That method was added in Java 7. The project is on Java 6, so I think
this was just an inadvertent error in a recent PR (it was the 'Spark
parquet improvements' one).

I'll open a hot-fix PR after looking for other stuff like this that
might have snuck in.
--
Sean Owen | Director, Data Science | London


On Sat, Apr 5, 2014 at 10:04 PM, Debasish Das  wrote:
> I am synced with apache/spark master but getting error in spark/sql
> compilation...
>
> Is the master broken ?
>
> [info] Compiling 34 Scala sources to
> /home/debasish/spark_deploy/sql/core/target/scala-2.10/classes...
> [error]
> /home/debasish/spark_deploy/sql/core/src/main/scala/org/apache/spark/sql/parquet/ParquetRelation.scala:106:
> value getGlobal is not a member of object java.util.logging.Logger
> [error]   logger.setParent(Logger.getGlobal)
> [error]   ^
> [error] one error found
> [error] (sql/compile:compile) Compilation failed
> [error] Total time: 171 s, completed Apr 5, 2014 4:58:41 PM
>
> Thanks.
> Deb

Re: Master compilation

2014-04-05 Thread Debasish Das

I can compile with Java 7...let me try that...

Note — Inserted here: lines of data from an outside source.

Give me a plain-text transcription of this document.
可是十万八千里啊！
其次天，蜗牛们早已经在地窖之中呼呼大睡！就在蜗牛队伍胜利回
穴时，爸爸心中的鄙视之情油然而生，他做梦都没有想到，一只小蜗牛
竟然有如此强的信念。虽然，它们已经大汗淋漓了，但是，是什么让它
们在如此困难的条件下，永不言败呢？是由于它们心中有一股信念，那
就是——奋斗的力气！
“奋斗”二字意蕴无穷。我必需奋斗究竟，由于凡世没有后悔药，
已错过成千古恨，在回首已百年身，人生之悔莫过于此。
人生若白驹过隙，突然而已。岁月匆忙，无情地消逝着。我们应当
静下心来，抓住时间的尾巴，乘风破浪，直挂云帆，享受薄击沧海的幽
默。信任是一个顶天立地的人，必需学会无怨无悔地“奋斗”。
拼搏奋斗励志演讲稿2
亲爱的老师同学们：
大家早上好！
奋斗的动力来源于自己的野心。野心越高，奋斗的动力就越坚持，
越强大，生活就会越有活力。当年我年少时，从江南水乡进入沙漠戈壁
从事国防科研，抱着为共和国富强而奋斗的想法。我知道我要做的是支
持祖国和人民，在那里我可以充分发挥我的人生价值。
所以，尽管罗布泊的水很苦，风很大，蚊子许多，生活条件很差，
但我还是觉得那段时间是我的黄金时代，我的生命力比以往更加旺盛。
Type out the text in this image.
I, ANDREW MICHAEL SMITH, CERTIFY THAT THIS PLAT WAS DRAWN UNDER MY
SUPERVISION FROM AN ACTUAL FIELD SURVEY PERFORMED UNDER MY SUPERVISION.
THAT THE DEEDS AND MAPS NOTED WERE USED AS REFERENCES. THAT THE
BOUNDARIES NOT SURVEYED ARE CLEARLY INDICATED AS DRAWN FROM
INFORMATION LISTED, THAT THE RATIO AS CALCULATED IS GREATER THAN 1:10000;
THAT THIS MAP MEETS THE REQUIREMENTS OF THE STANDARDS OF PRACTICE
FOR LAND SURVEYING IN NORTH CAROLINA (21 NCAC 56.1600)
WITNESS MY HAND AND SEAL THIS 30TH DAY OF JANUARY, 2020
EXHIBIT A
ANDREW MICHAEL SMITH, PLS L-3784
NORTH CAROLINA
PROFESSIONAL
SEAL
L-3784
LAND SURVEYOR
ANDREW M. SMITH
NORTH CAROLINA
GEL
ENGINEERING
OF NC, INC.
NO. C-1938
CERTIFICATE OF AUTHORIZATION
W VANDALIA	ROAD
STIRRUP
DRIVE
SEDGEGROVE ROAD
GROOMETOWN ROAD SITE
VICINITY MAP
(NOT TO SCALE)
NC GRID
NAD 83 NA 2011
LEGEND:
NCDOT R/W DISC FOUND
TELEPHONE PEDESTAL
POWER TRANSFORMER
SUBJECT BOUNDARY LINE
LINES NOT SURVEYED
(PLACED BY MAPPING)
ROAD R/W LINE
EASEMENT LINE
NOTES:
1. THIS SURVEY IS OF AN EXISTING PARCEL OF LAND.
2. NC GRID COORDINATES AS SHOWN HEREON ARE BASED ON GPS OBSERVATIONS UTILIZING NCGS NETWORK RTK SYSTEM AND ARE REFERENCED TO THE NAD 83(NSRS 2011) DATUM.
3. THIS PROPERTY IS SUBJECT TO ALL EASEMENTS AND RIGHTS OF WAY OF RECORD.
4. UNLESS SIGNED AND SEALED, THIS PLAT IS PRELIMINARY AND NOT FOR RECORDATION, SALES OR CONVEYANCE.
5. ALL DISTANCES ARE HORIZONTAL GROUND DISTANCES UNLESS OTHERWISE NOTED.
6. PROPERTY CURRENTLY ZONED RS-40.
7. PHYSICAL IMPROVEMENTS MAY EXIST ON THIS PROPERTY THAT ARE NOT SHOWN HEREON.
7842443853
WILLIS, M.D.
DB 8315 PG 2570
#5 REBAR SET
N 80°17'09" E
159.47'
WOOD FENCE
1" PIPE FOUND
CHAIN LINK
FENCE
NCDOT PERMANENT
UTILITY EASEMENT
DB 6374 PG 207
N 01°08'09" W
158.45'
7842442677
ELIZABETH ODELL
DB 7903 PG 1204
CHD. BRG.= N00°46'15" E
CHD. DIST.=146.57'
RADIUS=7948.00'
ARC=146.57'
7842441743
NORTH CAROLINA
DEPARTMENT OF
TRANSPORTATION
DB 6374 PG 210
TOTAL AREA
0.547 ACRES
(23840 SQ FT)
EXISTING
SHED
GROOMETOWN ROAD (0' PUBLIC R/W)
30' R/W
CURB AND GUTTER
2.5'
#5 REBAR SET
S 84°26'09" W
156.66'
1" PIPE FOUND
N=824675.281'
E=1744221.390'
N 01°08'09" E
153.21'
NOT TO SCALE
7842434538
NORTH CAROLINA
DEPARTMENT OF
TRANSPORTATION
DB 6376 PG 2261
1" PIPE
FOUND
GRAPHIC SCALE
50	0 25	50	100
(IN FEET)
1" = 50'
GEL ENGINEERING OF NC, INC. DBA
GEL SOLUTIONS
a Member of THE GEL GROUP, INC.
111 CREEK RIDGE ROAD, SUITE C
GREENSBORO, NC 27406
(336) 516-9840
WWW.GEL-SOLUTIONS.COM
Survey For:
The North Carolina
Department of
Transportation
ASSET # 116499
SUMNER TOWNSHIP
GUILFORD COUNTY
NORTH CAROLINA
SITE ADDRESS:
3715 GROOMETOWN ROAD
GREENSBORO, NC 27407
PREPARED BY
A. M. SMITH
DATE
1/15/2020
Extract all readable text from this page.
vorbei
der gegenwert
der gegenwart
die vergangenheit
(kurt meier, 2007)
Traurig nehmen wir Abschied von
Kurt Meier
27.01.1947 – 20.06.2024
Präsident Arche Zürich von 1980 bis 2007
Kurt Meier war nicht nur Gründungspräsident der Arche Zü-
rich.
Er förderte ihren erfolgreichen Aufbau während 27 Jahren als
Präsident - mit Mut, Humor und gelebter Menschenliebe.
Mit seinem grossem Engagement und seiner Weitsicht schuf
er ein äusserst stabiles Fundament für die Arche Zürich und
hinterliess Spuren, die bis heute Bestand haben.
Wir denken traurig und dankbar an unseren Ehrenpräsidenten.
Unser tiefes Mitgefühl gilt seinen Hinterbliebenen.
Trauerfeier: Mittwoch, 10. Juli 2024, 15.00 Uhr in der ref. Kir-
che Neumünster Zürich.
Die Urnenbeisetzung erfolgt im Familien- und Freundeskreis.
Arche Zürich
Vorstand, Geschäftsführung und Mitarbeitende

On Sat, Apr 5, 2014 at 2:19 PM, Sean Owen  wrote:

> That method was added in Java 7. The project is on Java 6, so I think
> this was just an inadvertent error in a recent PR (it was the 'Spark
> parquet improvements' one).
>
> I'll open a hot-fix PR after looking for other stuff like this that
> might have snuck in.
> --
> Sean Owen | Director, Data Science | London
>
>
> On Sat, Apr 5, 2014 at 10:04 PM, Debasish Das 
> wrote:
> > I am synced with apache/spark master but getting error in spark/sql
> > compilation...
> >
> > Is the master broken ?
> >
> > [info] Compiling 34 Scala sources to
> > /home/debasish/spark_deploy/sql/core/target/scala-2.10/classes...
> > [error]
> >
> /home/debasish/spark_deploy/sql/core/src/main/scala/org/apache/spark/sql/parquet/ParquetRelation.scala:106:
> > value getGlobal is not a member of object java.util.logging.Logger
> > [error]   logger.setParent(Logger.getGlobal)
> > [error]   ^
> > [error] one error found
> > [error] (sql/compile:compile) Compilation failed
> > [error] Total time: 171 s, completed Apr 5, 2014 4:58:41 PM
> >
> > Thanks.
> > Deb
>

Re: Master compilation

2014-04-05 Thread Debasish Das

I verified this is happening for both CDH4.5 and 1.0.4...My deploy
environment is Java 6...so Java 7 compilation is not going to help...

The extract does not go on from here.